Elastically translating and migrating from audio to visual, literature to graphic, and action to (temporary) stillness, Warwicker locates himself in the flux of dislocation – everything has rhythm and tempo, continuously streaming in evanescence. Drawing from a long history of experiments in the creative industry and informed by immense archive of references including Joyce, Benjamin, Zeami, Hokusai, and Blake among many others, Warwicker traverses continents and millenniums, fluidity defines Warwicker’s modus operandi.
Verses float, varying in size, and drift in and out of focus in the typographic work Ulysses’ Odyssey. The texts are from three different source materials; Ulysses by James Joyce, Odyssey by Homer, and Wanderer by anonymous. Lifted off of the original contexts and merged into a concurrent field of cacophony, elusive meanings emerge out of the animation of words choreographed by the rhythm of the texts and motion of the gaze. Against the stasis of literature dating back to thousands of years ago, the pieces call for a singular experience of reading performed only in the present with the countless semantic possibilities.
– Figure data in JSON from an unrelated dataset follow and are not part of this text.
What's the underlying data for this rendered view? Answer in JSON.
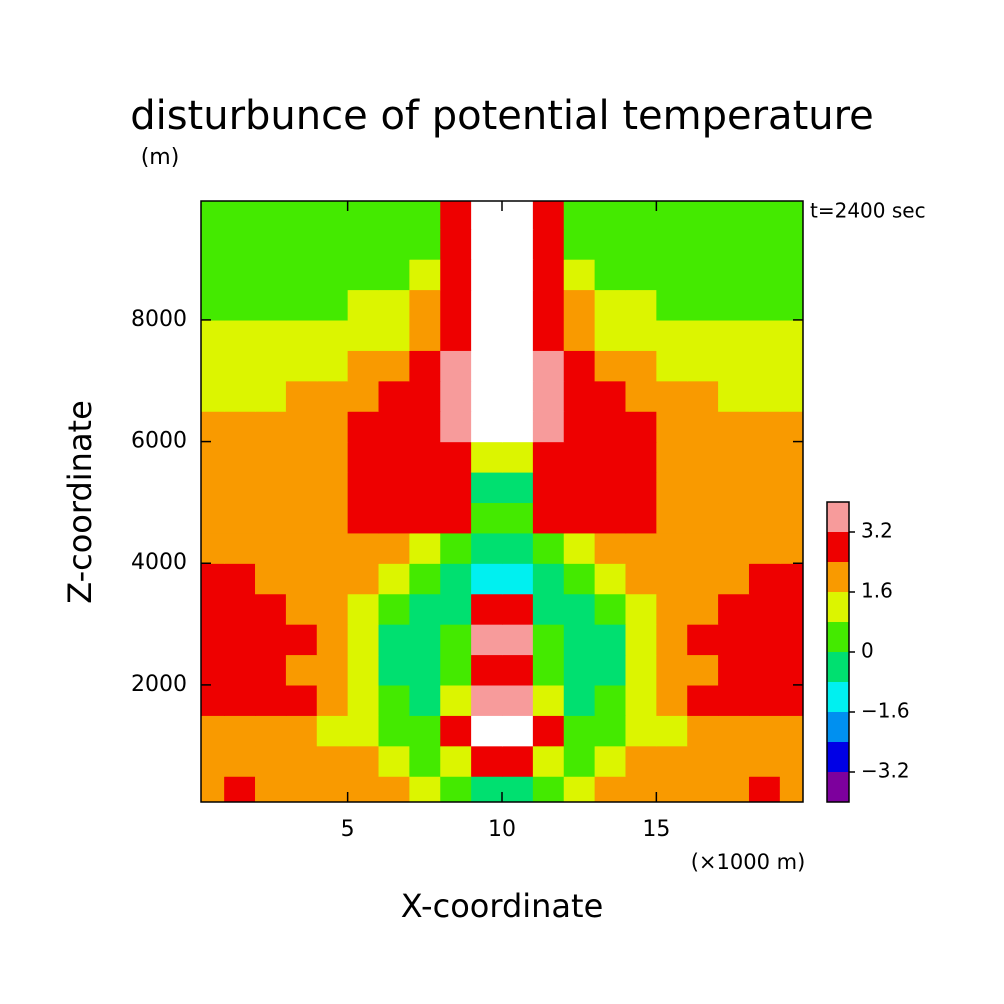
{
  "chart_data": {
    "type": "contour",
    "title": "disturbunce of potential temperature",
    "y_unit": "(m)",
    "time_label": "t=2400 sec",
    "x_unit": "(×1000 m)",
    "x_label": "X-coordinate",
    "y_label": "Z-coordinate",
    "xlim": [
      0.25,
      19.75
    ],
    "ylim": [
      75,
      9955
    ],
    "xticks": [
      5,
      10,
      15
    ],
    "yticks": [
      2000,
      4000,
      6000,
      8000
    ],
    "x": [
      0.5,
      1.5,
      2.5,
      3.5,
      4.5,
      5.5,
      6.5,
      7.5,
      8.5,
      9.5,
      10.5,
      11.5,
      12.5,
      13.5,
      14.5,
      15.5,
      16.5,
      17.5,
      18.5,
      19.5
    ],
    "y": [
      250,
      750,
      1250,
      1750,
      2250,
      2750,
      3250,
      3750,
      4250,
      4750,
      5250,
      5750,
      6250,
      6750,
      7250,
      7750,
      8250,
      8750,
      9250,
      9750
    ],
    "z": [
      [
        2.0,
        2.8,
        2.0,
        2.0,
        2.0,
        2.0,
        2.0,
        1.2,
        0.4,
        -0.4,
        -0.4,
        0.4,
        1.2,
        2.0,
        2.0,
        2.0,
        2.0,
        2.0,
        2.8,
        2.0
      ],
      [
        2.0,
        2.0,
        2.0,
        2.0,
        2.0,
        2.0,
        1.2,
        0.4,
        1.2,
        2.8,
        2.8,
        1.2,
        0.4,
        1.2,
        2.0,
        2.0,
        2.0,
        2.0,
        2.0,
        2.0
      ],
      [
        2.0,
        2.0,
        2.0,
        2.0,
        1.2,
        1.2,
        0.4,
        0.4,
        2.8,
        4.4,
        4.4,
        2.8,
        0.4,
        0.4,
        1.2,
        1.2,
        2.0,
        2.0,
        2.0,
        2.0
      ],
      [
        2.8,
        2.8,
        2.8,
        2.8,
        2.0,
        1.2,
        0.4,
        -0.4,
        1.2,
        3.6,
        3.6,
        1.2,
        -0.4,
        0.4,
        1.2,
        2.0,
        2.8,
        2.8,
        2.8,
        2.8
      ],
      [
        2.8,
        2.8,
        2.8,
        2.0,
        2.0,
        1.2,
        -0.4,
        -0.4,
        0.4,
        2.8,
        2.8,
        0.4,
        -0.4,
        -0.4,
        1.2,
        2.0,
        2.0,
        2.8,
        2.8,
        2.8
      ],
      [
        2.8,
        2.8,
        2.8,
        2.8,
        2.0,
        1.2,
        -0.4,
        -0.4,
        0.4,
        3.6,
        3.6,
        0.4,
        -0.4,
        -0.4,
        1.2,
        2.0,
        2.8,
        2.8,
        2.8,
        2.8
      ],
      [
        2.8,
        2.8,
        2.8,
        2.0,
        2.0,
        1.2,
        0.4,
        -0.4,
        -0.4,
        2.8,
        2.8,
        -0.4,
        -0.4,
        0.4,
        1.2,
        2.0,
        2.0,
        2.8,
        2.8,
        2.8
      ],
      [
        2.8,
        2.8,
        2.0,
        2.0,
        2.0,
        2.0,
        1.2,
        0.4,
        -0.4,
        -1.2,
        -1.2,
        -0.4,
        0.4,
        1.2,
        2.0,
        2.0,
        2.0,
        2.0,
        2.8,
        2.8
      ],
      [
        2.0,
        2.0,
        2.0,
        2.0,
        2.0,
        2.0,
        2.0,
        1.2,
        0.4,
        -0.4,
        -0.4,
        0.4,
        1.2,
        2.0,
        2.0,
        2.0,
        2.0,
        2.0,
        2.0,
        2.0
      ],
      [
        2.0,
        2.0,
        2.0,
        2.0,
        2.0,
        2.8,
        2.8,
        2.8,
        2.8,
        0.4,
        0.4,
        2.8,
        2.8,
        2.8,
        2.8,
        2.0,
        2.0,
        2.0,
        2.0,
        2.0
      ],
      [
        2.0,
        2.0,
        2.0,
        2.0,
        2.0,
        2.8,
        2.8,
        2.8,
        2.8,
        -0.4,
        -0.4,
        2.8,
        2.8,
        2.8,
        2.8,
        2.0,
        2.0,
        2.0,
        2.0,
        2.0
      ],
      [
        2.0,
        2.0,
        2.0,
        2.0,
        2.0,
        2.8,
        2.8,
        2.8,
        2.8,
        1.2,
        1.2,
        2.8,
        2.8,
        2.8,
        2.8,
        2.0,
        2.0,
        2.0,
        2.0,
        2.0
      ],
      [
        2.0,
        2.0,
        2.0,
        2.0,
        2.0,
        2.8,
        2.8,
        2.8,
        3.6,
        4.4,
        4.4,
        3.6,
        2.8,
        2.8,
        2.8,
        2.0,
        2.0,
        2.0,
        2.0,
        2.0
      ],
      [
        1.2,
        1.2,
        1.2,
        2.0,
        2.0,
        2.0,
        2.8,
        2.8,
        3.6,
        4.4,
        4.4,
        3.6,
        2.8,
        2.8,
        2.0,
        2.0,
        2.0,
        1.2,
        1.2,
        1.2
      ],
      [
        1.2,
        1.2,
        1.2,
        1.2,
        1.2,
        2.0,
        2.0,
        2.8,
        3.6,
        4.4,
        4.4,
        3.6,
        2.8,
        2.0,
        2.0,
        1.2,
        1.2,
        1.2,
        1.2,
        1.2
      ],
      [
        1.2,
        1.2,
        1.2,
        1.2,
        1.2,
        1.2,
        1.2,
        2.0,
        2.8,
        4.4,
        4.4,
        2.8,
        2.0,
        1.2,
        1.2,
        1.2,
        1.2,
        1.2,
        1.2,
        1.2
      ],
      [
        0.4,
        0.4,
        0.4,
        0.4,
        0.4,
        1.2,
        1.2,
        2.0,
        2.8,
        4.4,
        4.4,
        2.8,
        2.0,
        1.2,
        1.2,
        0.4,
        0.4,
        0.4,
        0.4,
        0.4
      ],
      [
        0.4,
        0.4,
        0.4,
        0.4,
        0.4,
        0.4,
        0.4,
        1.2,
        2.8,
        4.4,
        4.4,
        2.8,
        1.2,
        0.4,
        0.4,
        0.4,
        0.4,
        0.4,
        0.4,
        0.4
      ],
      [
        0.4,
        0.4,
        0.4,
        0.4,
        0.4,
        0.4,
        0.4,
        0.4,
        2.8,
        4.4,
        4.4,
        2.8,
        0.4,
        0.4,
        0.4,
        0.4,
        0.4,
        0.4,
        0.4,
        0.4
      ],
      [
        0.4,
        0.4,
        0.4,
        0.4,
        0.4,
        0.4,
        0.4,
        0.4,
        2.8,
        4.4,
        4.4,
        2.8,
        0.4,
        0.4,
        0.4,
        0.4,
        0.4,
        0.4,
        0.4,
        0.4
      ]
    ],
    "levels": [
      -4.0,
      -3.2,
      -2.4,
      -1.6,
      -0.8,
      0,
      0.8,
      1.6,
      2.4,
      3.2,
      4.0
    ],
    "colors": [
      "#7d009d",
      "#0000e6",
      "#0090f0",
      "#00f0f0",
      "#00e070",
      "#44ea00",
      "#dcf500",
      "#f99a00",
      "#ee0000",
      "#f79b9b"
    ],
    "above_color": "#ffffff",
    "colorbar_ticks": [
      3.2,
      1.6,
      0,
      {
        "value": -1.6,
        "label": "−1.6"
      },
      {
        "value": -3.2,
        "label": "−3.2"
      }
    ]
  }
}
Being severely color-blind, Warwicker is fascinated with the idea of color. In Time|s|pace, the graphic print series resembling color field paintings with geometric shapes and subtle shifts in tones, he investigates the tenuous nature of color. The perception of hue, tint, and shade is absolutely ephemeral, contingent on the place and time, shifting through the particular matrix of atmospherics tied to a given location. Warwicker transcribes the mutations of color palette of the cities into a comparative system of grids.
One Thousand Fathoms Deep is a series of black and white photographs in extreme contrast and rough grainy look. Casually composed, the images encapsulate moments of lives in urban environment as if to resonate with the city’s heartbeat. Ecstatic in its cadence the images work like an onomatopoeia; descriptors rendered emotive, each image is a chamber that expressively echoes the sound of the cities.
Warwicker’s work elicits poetics regardless of the medium, and regardless of its intent – commercial or not – and reveals charged compositions and connections that are at once original and quotidian.